Ma così come le Crociate non sono mistiche imprese per l’eroica liberazione della Terra Santa, ma infine soltanto viaggi d’affari, le varie “Fabbriche” dei duomi europei si configurano come viaggi ambiziosi alla conquista del cielo, un arte verticale, babelica, che, come i titani prometeici, ambisce soltanto volare in alto, equiparandosi agli dèi. E in ciò mostra tuttavia un avvisaglia di umanesimo, proiettando in terra e sugli uomini un aura di valore che precedentemente si collocava soltanto in cielo. E così, laddove le cattedrale romanica si presentava come un oasi e un limbo edenico, con una umile e pio ideale di introduzione alla vita celeste, il duomo gotico punta in cielo, come un missile, e trascina in giù gli dèi, in realtà, innalzando l’umano al loro livello. Il che ci viene bene illustrato dal verismo delle loro rappresentazioni: seppure “allungate”, come è consono ad un arte verticale, le figure dal sorriso angelico che decorano i portali gotici risultano ben più terrene delle terribili e sublimi astrazioni espressioniste, per esempio del maestro Gislebertus nella romanica cattedrale  di Autun. Il loro stesso sorriso è quello di un gaudio umano dei beni celesti, non di quell’altrove dorato e ultraterreno dei romanici. È l’alba dell’Umanesimo.

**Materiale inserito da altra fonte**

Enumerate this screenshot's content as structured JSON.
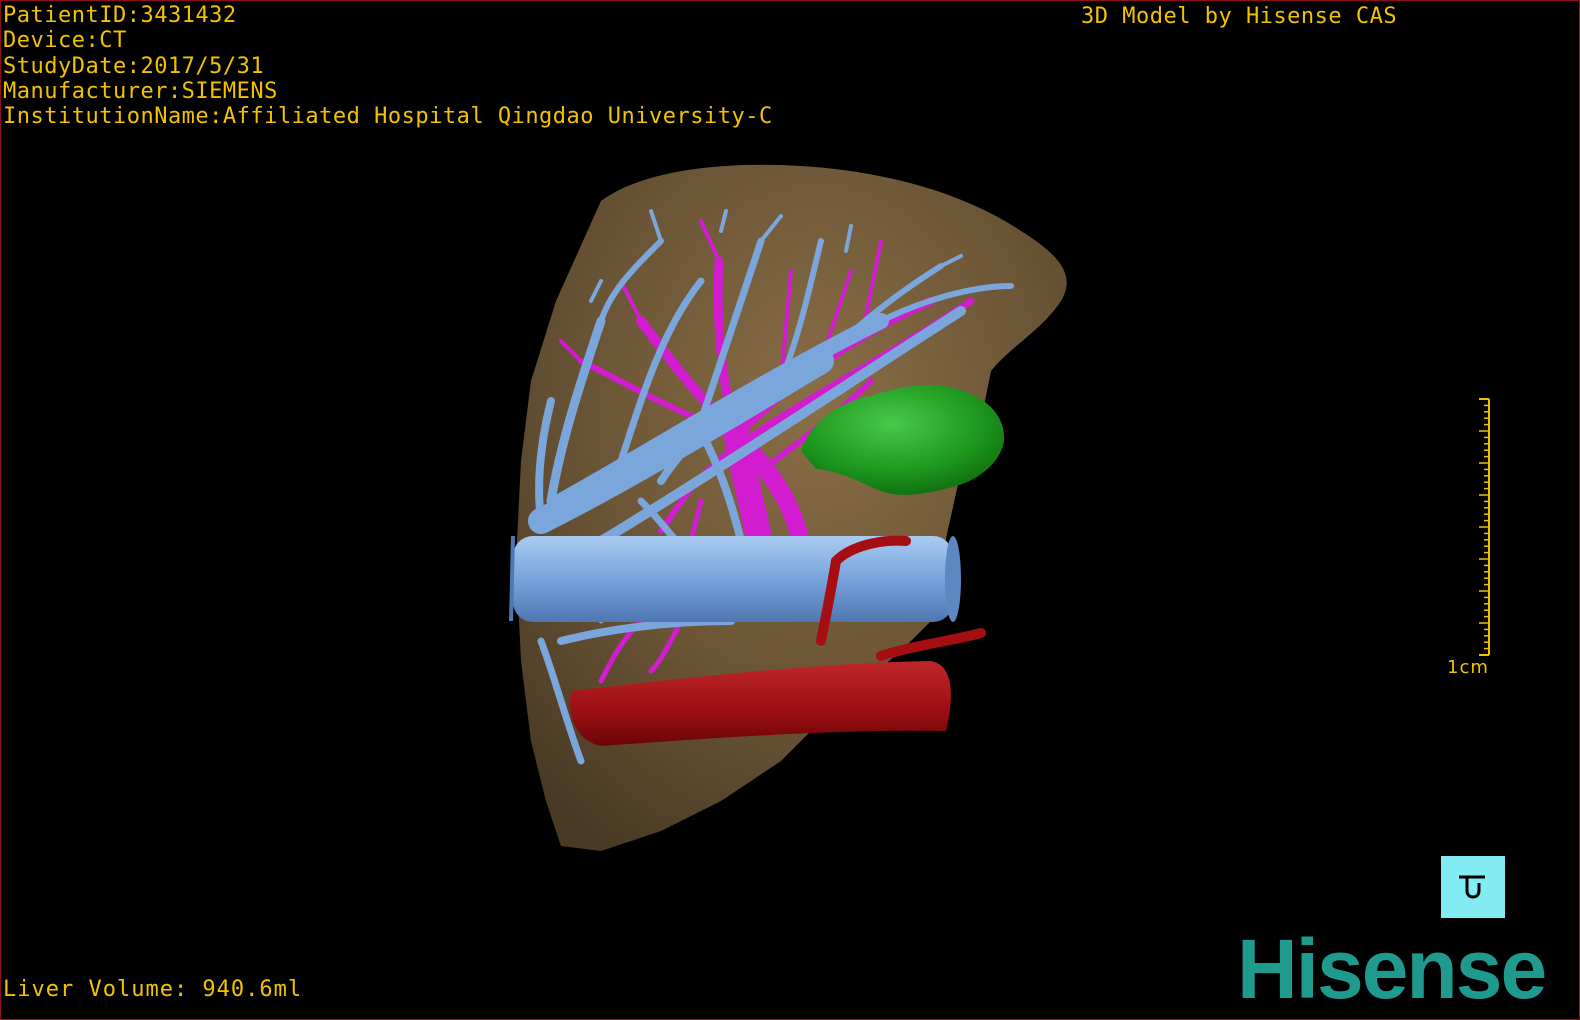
{
  "dicom": {
    "patient_id": "PatientID:3431432",
    "device": "Device:CT",
    "study_date": "StudyDate:2017/5/31",
    "manufacturer": "Manufacturer:SIEMENS",
    "institution": "InstitutionName:Affiliated Hospital Qingdao University-C"
  },
  "watermark": "3D Model by Hisense CAS",
  "liver_volume": "Liver Volume: 940.6ml",
  "scale": {
    "label": "1cm"
  },
  "controls": {
    "reset_icon": "reset-view-icon"
  },
  "brand": {
    "logo_text": "Hisense"
  },
  "colors": {
    "overlay_text": "#f2c200",
    "liver": "#6b5536",
    "portal_vein": "#7aa6dc",
    "hepatic_vein": "#d21ccf",
    "artery": "#a50f12",
    "tumor": "#1f9a1f",
    "reset_button_bg": "#83ecf3",
    "brand": "#1e9a8f"
  }
}
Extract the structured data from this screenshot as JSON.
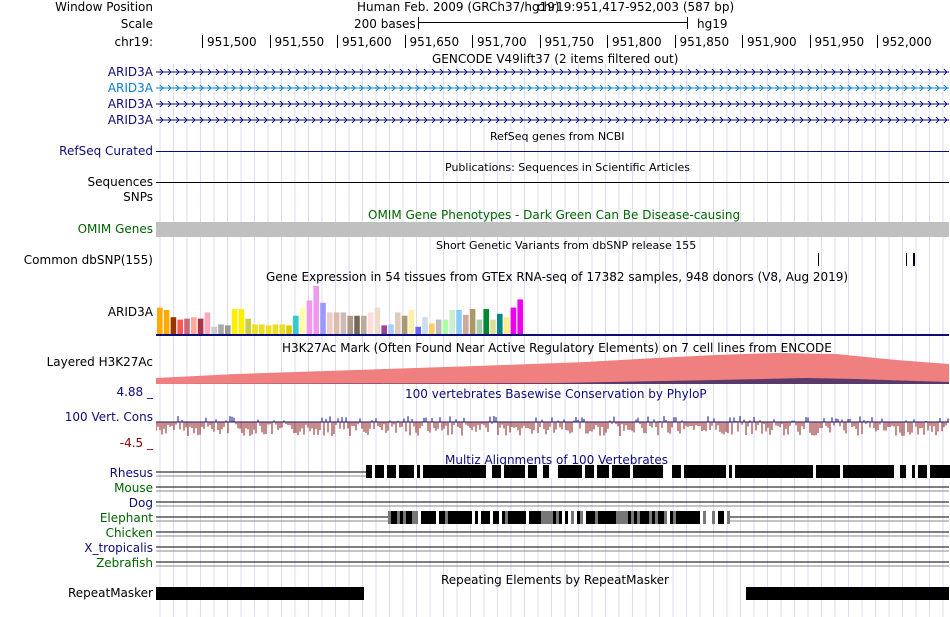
{
  "header": {
    "window_position_label": "Window Position",
    "scale_label": "Scale",
    "chrom_label": "chr19:",
    "assembly": "Human Feb. 2009 (GRCh37/hg19)",
    "position": "chr19:951,417-952,003 (587 bp)",
    "scale_text": "200 bases",
    "db": "hg19",
    "ruler_ticks": [
      "951,500",
      "951,550",
      "951,600",
      "951,650",
      "951,700",
      "951,750",
      "951,800",
      "951,850",
      "951,900",
      "951,950",
      "952,000"
    ]
  },
  "tracks": {
    "gencode": {
      "title": "GENCODE V49lift37 (2 items filtered out)",
      "items": [
        "ARID3A",
        "ARID3A",
        "ARID3A",
        "ARID3A"
      ],
      "item_colors": [
        "#0c0c78",
        "#0c7ccf",
        "#0c0c78",
        "#0c0c78"
      ]
    },
    "refseq": {
      "title": "RefSeq genes from NCBI",
      "label": "RefSeq Curated"
    },
    "publications": {
      "title": "Publications: Sequences in Scientific Articles",
      "label": "Sequences"
    },
    "snps": {
      "label": "SNPs"
    },
    "omim": {
      "title": "OMIM Gene Phenotypes - Dark Green Can Be Disease-causing",
      "label": "OMIM Genes"
    },
    "dbsnp": {
      "title": "Short Genetic Variants from dbSNP release 155",
      "label": "Common dbSNP(155)"
    },
    "gtex": {
      "title": "Gene Expression in 54 tissues from GTEx RNA-seq of 17382 samples, 948 donors (V8, Aug 2019)",
      "label": "ARID3A",
      "values": [
        0.55,
        0.5,
        0.35,
        0.3,
        0.32,
        0.35,
        0.32,
        0.45,
        0.15,
        0.2,
        0.18,
        0.52,
        0.52,
        0.32,
        0.2,
        0.2,
        0.18,
        0.2,
        0.2,
        0.18,
        0.38,
        0.55,
        0.7,
        1.0,
        0.65,
        0.45,
        0.45,
        0.45,
        0.38,
        0.38,
        0.38,
        0.45,
        0.55,
        0.18,
        0.2,
        0.45,
        0.38,
        0.5,
        0.15,
        0.35,
        0.22,
        0.3,
        0.3,
        0.5,
        0.5,
        0.4,
        0.52,
        0.3,
        0.52,
        0.3,
        0.42,
        0.35,
        0.55,
        0.72
      ],
      "colors": [
        "#ffaa00",
        "#ffaa00",
        "#993300",
        "#ff5555",
        "#cc6677",
        "#ffaa99",
        "#aa3344",
        "#ffaabb",
        "#ccc",
        "#aaa",
        "#999",
        "#ffee00",
        "#ffee00",
        "#cccc44",
        "#eedd22",
        "#eedd22",
        "#eedd22",
        "#eedd22",
        "#eedd22",
        "#ddcc00",
        "#33cccc",
        "#ffffaa",
        "#ee99ee",
        "#ee99ee",
        "#9999ff",
        "#eecccc",
        "#ddbbaa",
        "#ccbbbb",
        "#aa9988",
        "#776655",
        "#bbaa99",
        "#ffdddd",
        "#eeddcc",
        "#994499",
        "#aaccff",
        "#ddccbb",
        "#aa9977",
        "#ffeeaa",
        "#6666ff",
        "#ccddee",
        "#ffcc66",
        "#bbbbbb",
        "#aaffaa",
        "#cceecc",
        "#88ccff",
        "#ccaa99",
        "#aa9966",
        "#aaccaa",
        "#008833",
        "#dddd99",
        "#008888",
        "#ffee88",
        "#ee00ee",
        "#ee00ee"
      ]
    },
    "h3k27ac": {
      "title": "H3K27Ac Mark (Often Found Near Active Regulatory Elements) on 7 cell lines from ENCODE",
      "label": "Layered H3K27Ac"
    },
    "conservation": {
      "title": "100 vertebrates Basewise Conservation by PhyloP",
      "label": "100 Vert. Cons",
      "max": "4.88 _",
      "min": "-4.5 _"
    },
    "multiz": {
      "title": "Multiz Alignments of 100 Vertebrates",
      "species": [
        {
          "name": "Rhesus",
          "color": "#0c0c78"
        },
        {
          "name": "Mouse",
          "color": "#006400"
        },
        {
          "name": "Dog",
          "color": "#0c0c78"
        },
        {
          "name": "Elephant",
          "color": "#006400"
        },
        {
          "name": "Chicken",
          "color": "#006400"
        },
        {
          "name": "X_tropicalis",
          "color": "#0c0c78"
        },
        {
          "name": "Zebrafish",
          "color": "#006400"
        }
      ]
    },
    "repeatmasker": {
      "title": "Repeating Elements by RepeatMasker",
      "label": "RepeatMasker"
    }
  },
  "colors": {
    "navy": "#0c0c78",
    "dark_green": "#006400",
    "omim_bar": "#c0c0c0",
    "h3k27ac_fill": "#f08080",
    "grid": "#d8d8f0"
  }
}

Questa lunga prolusione serve a sgomberare il campo da un pregiudizio occulto che grava ancora, non ostante il talento dei singoli, sulle opere di registi e scrittori ambientate in un passato… mai passato. Mai esistito. Mai visto. Lo ripeto, si trattava allora di un mondo alla Brancaleone e non alla Lancelot. I primi monarchi merovingi, analfabeti e pressoché miserabili, non erano meno straccioni dei loro sudditi e le più tarde corti, che so, di Fiandra e di Borgogna erano si permeate di cultura cortese e quindi cavalleresca, ed erano magari sontuose e raffinate, ma ciò non toglie che, per esempio, cose come la forchetta, o la toilette, non esistevano. In uno dei più splendidi castelli di allora, il Karlstein presso Praga, ci è stato illustrato come i bisognini di “lor signorie” venivano espletati in camera da letto e quindi rovesciati semplicemente fuori dalla finestra… non c’erano corridoi fra le stanze: dei bambini che stessero giocando, attraversavano liberamente “talami” poco segreti, ove tutto si svolgeva alla luce del sole (bisognini compresi). Ancora a Versailles nel ‘600 non c’erano corridoi…
Era un mondo ingenuo e superstizioso, ove lentamente la luce della ragione si faceva strada a fatica, lasciando tuttavia dietro di sé di quando in quando monumenti  straordinari e indimenticabili.